Hundreds of crafty welders, screw jockeys and assorted shoprats immediately began clunking their heads in an effort to christen the hallowed cat. Management announced that they would reward the most creative of these entries with a week's use of a company truck. Hot damn! The eventual winner of the contest was a worker who stumbled upon the inspired moniker Howie Makem. Sadly, my intriguing entry, Wanda Kwit, finished way the hell down the list somewhere right between Roger's Pussy and Tuna Meowt.

Howie Makem was to become the messianic embodiment of the Company's new Quality drive. A livin’, breathin’ propaganda vessel assigned to spur on the troops. Go ahead and laugh, I know I did. Just for a moment, imagine the probing skull session that took place in some high-level think tank the day Howie was first brought to mention.

“You know, slogans on coffee cups just ain't gettin’ it, Bill.”

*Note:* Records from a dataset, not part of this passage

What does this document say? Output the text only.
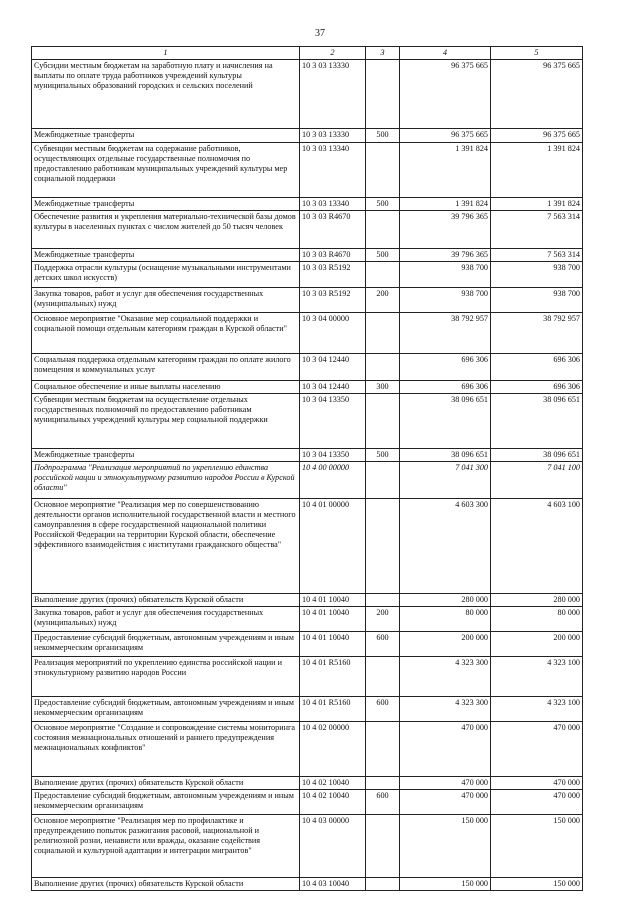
37
1	2	3	4	5
Субсидии местным бюджетам на заработную плату и начисления на выплаты по оплате труда работников учреждений культуры муниципальных образований городских и сельских поселений	10 3 03 13330		96 375 665	96 375 665
Межбюджетные трансферты	10 3 03 13330	500	96 375 665	96 375 665
Субвенции местным бюджетам на содержание работников, осуществляющих отдельные государственные полномочия по предоставлению работникам муниципальных учреждений культуры мер социальной поддержки	10 3 03 13340		1 391 824	1 391 824
Межбюджетные трансферты	10 3 03 13340	500	1 391 824	1 391 824
Обеспечение развития и укрепления материально-технической базы домов культуры в населенных пунктах с числом жителей до 50 тысяч человек	10 3 03 R4670		39 796 365	7 563 314
Межбюджетные трансферты	10 3 03 R4670	500	39 796 365	7 563 314
Поддержка отрасли культуры (оснащение музыкальными инструментами детских школ искусств)	10 3 03 R5192		938 700	938 700
Закупка товаров, работ и услуг для обеспечения государственных (муниципальных) нужд	10 3 03 R5192	200	938 700	938 700
Основное мероприятие "Оказание мер социальной поддержки и социальной помощи отдельным категориям граждан в Курской области"	10 3 04 00000		38 792 957	38 792 957
Социальная поддержка отдельным категориям граждан по оплате жилого помещения и коммунальных услуг	10 3 04 12440		696 306	696 306
Социальное обеспечение и иные выплаты населению	10 3 04 12440	300	696 306	696 306
Субвенции местным бюджетам на осуществление отдельных государственных полномочий по предоставлению работникам муниципальных учреждений культуры мер социальной поддержки	10 3 04 13350		38 096 651	38 096 651
Межбюджетные трансферты	10 3 04 13350	500	38 096 651	38 096 651
Подпрограмма "Реализация мероприятий по укреплению единства российской нации и этнокультурному развитию народов России в Курской области"	10 4 00 00000		7 041 300	7 041 100
Основное мероприятие "Реализация мер по совершенствованию деятельности органов исполнительной государственной власти и местного самоуправления в сфере государственной национальной политики Российской Федерации на территории Курской области, обеспечение эффективного взаимодействия с институтами гражданского общества"	10 4 01 00000		4 603 300	4 603 100
Выполнение других (прочих) обязательств Курской области	10 4 01 10040		280 000	280 000
Закупка товаров, работ и услуг для обеспечения государственных (муниципальных) нужд	10 4 01 10040	200	80 000	80 000
Предоставление субсидий бюджетным, автономным учреждениям и иным некоммерческим организациям	10 4 01 10040	600	200 000	200 000
Реализация мероприятий по укреплению единства российской нации и этнокультурному развитию народов России	10 4 01 R5160		4 323 300	4 323 100
Предоставление субсидий бюджетным, автономным учреждениям и иным некоммерческим организациям	10 4 01 R5160	600	4 323 300	4 323 100
Основное мероприятие "Создание и сопровождение системы мониторинга состояния межнациональных отношений и раннего предупреждения межнациональных конфликтов"	10 4 02 00000		470 000	470 000
Выполнение других (прочих) обязательств Курской области	10 4 02 10040		470 000	470 000
Предоставление субсидий бюджетным, автономным учреждениям и иным некоммерческим организациям	10 4 02 10040	600	470 000	470 000
Основное мероприятие "Реализация мер по профилактике и предупреждению попыток разжигания расовой, национальной и религиозной розни, ненависти или вражды, оказание содействия социальной и культурной адаптации и интеграции мигрантов"	10 4 03 00000		150 000	150 000
Выполнение других (прочих) обязательств Курской области	10 4 03 10040		150 000	150 000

“You're absolutely right, Ted. We need something more dynamic. More upbeat.”

“Hey, why don't we give the men their own kitty cat!”

“Kitty cat? Hmmm, I like it! A large kitty cat! Ted, you're a genius!”

Howie Makem stood five feet nine. He had light brown fur, long synthetic whiskers and a head the size of a Datsun. He wore a long red cape emblazoned with the letter Q for Quality. A very magical cat, Howie walked everywhere on his hind paws. Cruelly, Howie was not entrusted with a dick.